Tocó débilmente la puerta, y esta se abrió de par en par casi al instante.

—Ya estoy listo, Jean. —titubeó el príncipe.

— No vamos a volver, ¿verdad? —Eujean comprendió la respuesta a esa pregunta cuando Legolas no la pudo contestar. No iban a volver hasta que las cosas estuvieran más tranquilas, tanto en casa como aquí. Entró rápidamente a su casa, suplicando al elfo que lo esperase allí. Sin embargo, estaba tardando demasiado. Impaciente, Legolas entró. Quería irse de manera urgente, no quería perder ni un segundo. Quizás alcanzaban a salir antes de que Aragorn lo notase.

—Jean, déjame que te ayude. —dijo Legolas seriamente, envolviendo un poco de comida.

—No he pasado un sólo cumpleaños sin tu compañía. No deseo romper con esa racha. No necesito mucho. —cerró los bultos y dobló unas mantas. —Podemos usar dos caballos, no creo que sea un problema para Elrond.

—Creo que nos retrasarían. No podemos pasar por los valles, habrá una tormenta eléctrica. Será mejor que tomemos el paso de las montañas. —dijo Legolas. —Si vamos a pie haremos más rápido. —Jean afirmó con la cabeza. Tenía mucho sentido, pues los caballos en la nieve podrían resultar un obstáculo, habría que buscar un refugio para ellos en todas las cuevas. Pero de pronto algo no le resultó coherente.

—¿Y el montaraz?

—No quiero que venga. Estará mejor aquí, con su pareja. Además, hoy se ha portado un tanto violento, no deseo hablar con él.

—¿Qué fue lo que pasó?

Impacientado ya por la demora, el elfo intentó resumir lo sucedido.

—Sólo apareció Arwen, dispuesta a convencerme de no volver. Parece que le dijo a Aragorn que yo intentaba separarlos, aunque estoy casi seguro de que él no le creyó. De pronto, él llegó y Arwen simuló caer, y Aragorn, creyendo que yo la había empujado, me golpeó en la cara. —Eujean cambió su expresión a una de espanto, y tomó a su amigo de la barbilla, revisándolo de arriba a abajo. —No me ha lastimado. —Legolas dejó escapar una pequeña risa, y su amigo se alivió al verlo sonreír. De pronto una tos interrumpió el momento, y recordaron que habían dejado la puerta abierta.
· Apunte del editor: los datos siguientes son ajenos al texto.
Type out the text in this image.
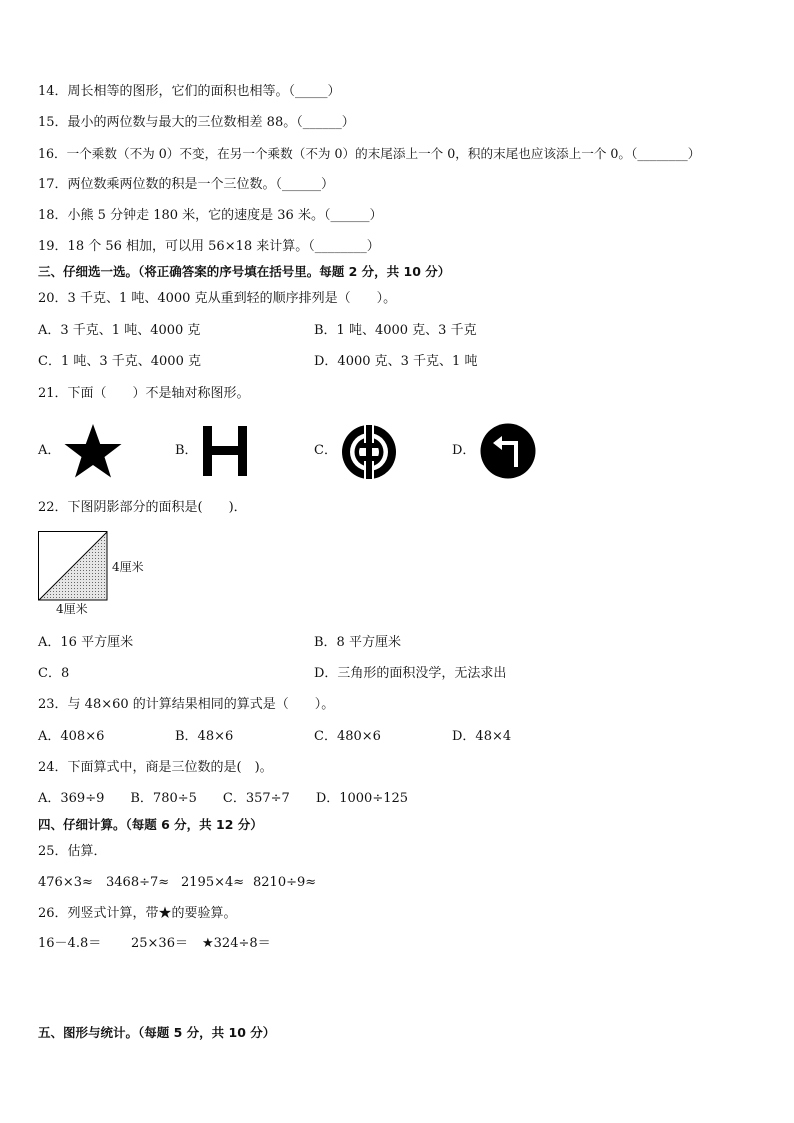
14．周长相等的图形，它们的面积也相等。（_____）
15．最小的两位数与最大的三位数相差 88。（______）
16．一个乘数（不为 0）不变，在另一个乘数（不为 0）的末尾添上一个 0，积的末尾也应该添上一个 0。（________）
17．两位数乘两位数的积是一个三位数。（______）
18．小熊 5 分钟走 180 米，它的速度是 36 米。（______）
19．18 个 56 相加，可以用 56×18 来计算。（________）
三、仔细选一选。（将正确答案的序号填在括号里。每题 2 分，共 10 分）
20．3 千克、1 吨、4000 克从重到轻的顺序排列是（　　）。
A．3 千克、1 吨、4000 克	B．1 吨、4000 克、3 千克
C．1 吨、3 千克、4000 克	D．4000 克、3 千克、1 吨
21．下面（　　）不是轴对称图形。
A．	B．	C．	D．
22．下图阴影部分的面积是(　　)．
4厘米
4厘米
A．16 平方厘米	B．8 平方厘米
C．8	D．三角形的面积没学，无法求出
23．与 48×60 的计算结果相同的算式是（　　）。
A．408×6	B．48×6	C．480×6	D．48×4
24．下面算式中，商是三位数的是(　)。
A．369÷9　　B．780÷5　　C．357÷7　　D．1000÷125
四、仔细计算。（每题 6 分，共 12 分）
25．估算．
476×3≈ 3468÷7≈ 2195×4≈ 8210÷9≈
26．列竖式计算，带★的要验算。
16－4.8＝ 25×36＝ ★324÷8＝
五、图形与统计。（每题 5 分，共 10 分）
—Yo puedo ir caminando, no es una molestia seguir su paso. O al menos lo voy a intentar. —Estel estaba en la puerta. Las primeras gotas de lluvia comenzaban a caer, y mojaban su grueso cabello. Eujean bufó, pero no dijo nada.

—¿Cuánto tiempo llevas ahí, Aragorn?

—Lo suficiente. Legolas, perdóname. Estuve mal, realmente no pensé mis acciones. De veras quiero acompañarte. —los elfos se miraron entre sí, y Legolas pareció notar que Jean negaba con la mirada. Sin embargo, él le había dicho que sí antes, y no podía incumplir su palabra. La opción era partir antes de que Estel se enterase, y eso ya no era posible.
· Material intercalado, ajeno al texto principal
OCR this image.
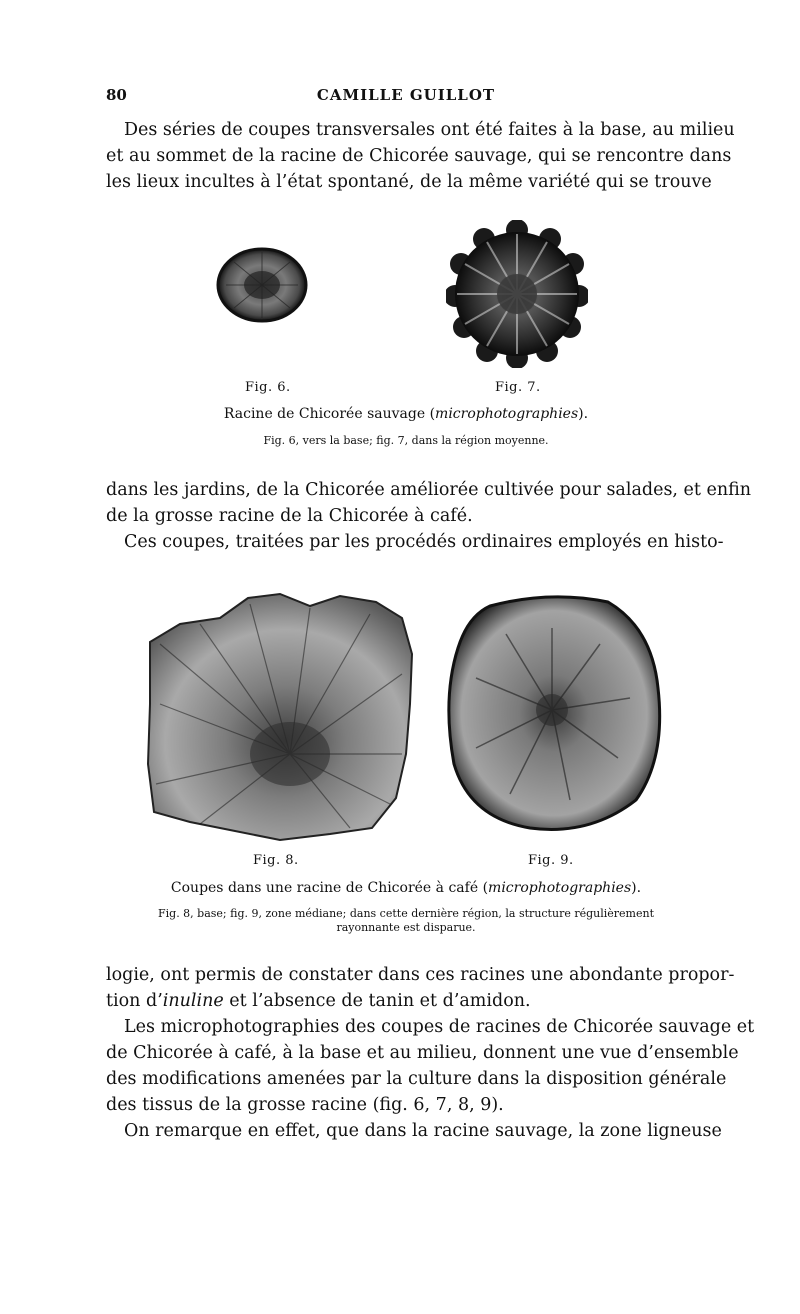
80	CAMILLE GUILLOT
Des séries de coupes transversales ont été faites à la base, au milieu
et au sommet de la racine de Chicorée sauvage, qui se rencontre dans
les lieux incultes à l’état spontané, de la même variété qui se trouve
Fig. 6.	Fig. 7.
Racine de Chicorée sauvage (microphotographies).
Fig. 6, vers la base; fig. 7, dans la région moyenne.
dans les jardins, de la Chicorée améliorée cultivée pour salades, et enfin
de la grosse racine de la Chicorée à café.
Ces coupes, traitées par les procédés ordinaires employés en histo-
Fig. 8.	Fig. 9.
Coupes dans une racine de Chicorée à café (microphotographies).
Fig. 8, base; fig. 9, zone médiane; dans cette dernière région, la structure régulièrement
rayonnante est disparue.
logie, ont permis de constater dans ces racines une abondante propor-
tion d’inuline et l’absence de tanin et d’amidon.
Les microphotographies des coupes de racines de Chicorée sauvage et
de Chicorée à café, à la base et au milieu, donnent une vue d’ensemble
des modifications amenées par la culture dans la disposition générale
des tissus de la grosse racine (fig. 6, 7, 8, 9).
On remarque en effet, que dans la racine sauvage, la zone ligneuse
Legolas afirmó con la cabeza, pero no dijo nada más. Aragorn supo que era el momento de callarse la boca, pues no podía exigir una disculpa del elfo. Se sentía un idiota, pero sus prioridades seguían siendo ayudarlo. Los tres se dirigieron hacia la salida de Rivendel. Elrond los observaba, y Aragorn temía tener que discutir con él, pero se sorprendió al darse cuenta de que eso no sería necesario. El medio-elfo estaba de acuerdo con su partida.

Eujean iba al frente de la compañía, mientras que Legolas caminaba ligeramente más atrás. Aragorn se encontraba mucho más lejos. Llevaba en su mano aquel dibujo que había realizado dos días atrás. La lluvia lo deshacía, y acabó con el papel en poco tiempo. Aragorn nunca se había sentido tan decepcionado de sí mismo, aunque el sentimiento más presente dentro de su corazón era vergüenza. Avergonzado de sus acciones, partía con dos elfos que parecían no querer dirigir ni una palabra al dúnedain.

La lluvia limpió la poca sangre élfica de los nudillos del montaraz.